Thursday, August 19, 2010

Culture Shock

Since I just wrote about reverse culture shock, I thought I would share what culture shock looks like. When I write my book on overseas living, I have the picture that will be on the back as my author photo.

Would you like to hear the story of that picture? It truly was a culture shock moment.

I was a newlywed and newly pregnant. I needed to get my resident visa and that is not a fun or easy process. I think they do that on purpose for spouses. First of all I needed a medical exam, which was not just go to one doctor and be done. That meant going to room after room and asking if they would sign my paper and check one specific thing. It was the big hospital with lots of people. It was not fun. I did get out of the chest x-ray because I was pregnant. We made it through that and the next thing was to go to immigration or something like that to get the resident visa. I just remember sitting there and waiting. Then we needed pictures of me. DH gave me money and I went to the photo booth down in the lobby. I took my pictures and I then thought I was pushing the button to select the photos but instead it was the button to print the photos. My Chinese reading wasn't that good. I was upset and showed them to DH. He was kind and gave me money to go and do it again. I went down and in the same booth and tried again but the machine had broken between the time I took my photos a few minutes earlier and then. I kept trying and then someone banged on the curtain and I about jumped out of my skin. I decided that was it. That picture wasn't that bad and it would just go in my file. No one would really see it.

Guess what that picture was scanned and included in my passport on the visa page so every time I had to show my visa you go to see the culture shock photo.

I did get DH back for that medical exam. The next year I was the one who held our resident visa. The two years that I "worked" as an English editor for a Chinese Bridal Magazine.
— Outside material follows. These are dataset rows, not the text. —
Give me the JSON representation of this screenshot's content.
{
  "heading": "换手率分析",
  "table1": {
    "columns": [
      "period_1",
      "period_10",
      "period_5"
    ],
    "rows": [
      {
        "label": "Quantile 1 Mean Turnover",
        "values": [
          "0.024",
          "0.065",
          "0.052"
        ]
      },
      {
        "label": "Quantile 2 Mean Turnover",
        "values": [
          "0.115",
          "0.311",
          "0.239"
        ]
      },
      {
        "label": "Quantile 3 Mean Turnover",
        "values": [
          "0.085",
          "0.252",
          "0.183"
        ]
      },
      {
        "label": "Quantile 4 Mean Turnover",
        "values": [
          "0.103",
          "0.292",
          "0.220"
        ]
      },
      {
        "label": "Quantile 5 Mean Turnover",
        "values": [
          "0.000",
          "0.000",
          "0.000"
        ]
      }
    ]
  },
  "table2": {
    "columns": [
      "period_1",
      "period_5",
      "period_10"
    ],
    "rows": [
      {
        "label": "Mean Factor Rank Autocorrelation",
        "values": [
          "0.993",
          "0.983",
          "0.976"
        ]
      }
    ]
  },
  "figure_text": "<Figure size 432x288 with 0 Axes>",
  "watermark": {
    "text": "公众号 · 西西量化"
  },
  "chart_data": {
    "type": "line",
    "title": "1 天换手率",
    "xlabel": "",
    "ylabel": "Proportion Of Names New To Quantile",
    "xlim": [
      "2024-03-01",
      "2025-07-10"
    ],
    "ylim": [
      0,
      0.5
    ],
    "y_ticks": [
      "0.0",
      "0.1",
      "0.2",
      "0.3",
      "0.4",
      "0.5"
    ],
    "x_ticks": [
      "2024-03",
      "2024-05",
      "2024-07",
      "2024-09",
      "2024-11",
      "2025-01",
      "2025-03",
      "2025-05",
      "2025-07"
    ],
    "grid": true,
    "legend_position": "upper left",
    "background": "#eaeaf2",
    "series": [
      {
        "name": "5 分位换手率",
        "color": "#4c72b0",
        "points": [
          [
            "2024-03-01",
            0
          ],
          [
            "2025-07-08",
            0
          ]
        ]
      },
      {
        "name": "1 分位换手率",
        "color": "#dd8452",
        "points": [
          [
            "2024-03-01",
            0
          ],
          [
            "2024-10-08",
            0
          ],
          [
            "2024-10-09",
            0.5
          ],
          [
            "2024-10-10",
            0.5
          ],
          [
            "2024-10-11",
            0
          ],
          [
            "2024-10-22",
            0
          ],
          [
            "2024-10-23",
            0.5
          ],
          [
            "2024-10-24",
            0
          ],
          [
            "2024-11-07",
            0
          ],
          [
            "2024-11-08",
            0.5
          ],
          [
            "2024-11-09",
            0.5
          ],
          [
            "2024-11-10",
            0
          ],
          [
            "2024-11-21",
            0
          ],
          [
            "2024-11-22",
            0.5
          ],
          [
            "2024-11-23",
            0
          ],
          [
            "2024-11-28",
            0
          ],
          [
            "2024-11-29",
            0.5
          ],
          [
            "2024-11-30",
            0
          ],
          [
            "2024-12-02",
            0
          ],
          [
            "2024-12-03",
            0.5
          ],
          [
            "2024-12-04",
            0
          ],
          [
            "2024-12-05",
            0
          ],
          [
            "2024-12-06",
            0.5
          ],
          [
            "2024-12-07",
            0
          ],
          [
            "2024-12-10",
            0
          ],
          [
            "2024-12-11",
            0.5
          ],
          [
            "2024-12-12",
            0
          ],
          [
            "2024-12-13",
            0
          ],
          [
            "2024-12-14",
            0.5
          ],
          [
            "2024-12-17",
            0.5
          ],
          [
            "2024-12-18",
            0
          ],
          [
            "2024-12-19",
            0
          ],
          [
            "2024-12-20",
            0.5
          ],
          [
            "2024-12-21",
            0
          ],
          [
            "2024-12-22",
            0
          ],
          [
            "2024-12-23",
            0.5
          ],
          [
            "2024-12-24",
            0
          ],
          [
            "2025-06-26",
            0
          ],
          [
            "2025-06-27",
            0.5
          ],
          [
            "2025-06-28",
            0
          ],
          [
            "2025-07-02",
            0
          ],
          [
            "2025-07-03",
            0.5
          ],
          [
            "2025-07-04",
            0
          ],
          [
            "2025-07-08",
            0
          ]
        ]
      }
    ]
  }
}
As the employee, I didn't have to get a medical exam but the spouse did.

So if you are ever asked what culture shock looks like, you can just show them this picture. Since it was in my passport for all the immigration officers to see it, why not share it here.


  1. Funny! Sometimes my eyes get a big buggy when I pose for a photo. I call it my "deer in the headlights" look. I don't realize when I'm doing it. I'm so thankful for digital photos so that I can get a second chance.

  2. That picture is incredible! :-) You really do look SHOCKED.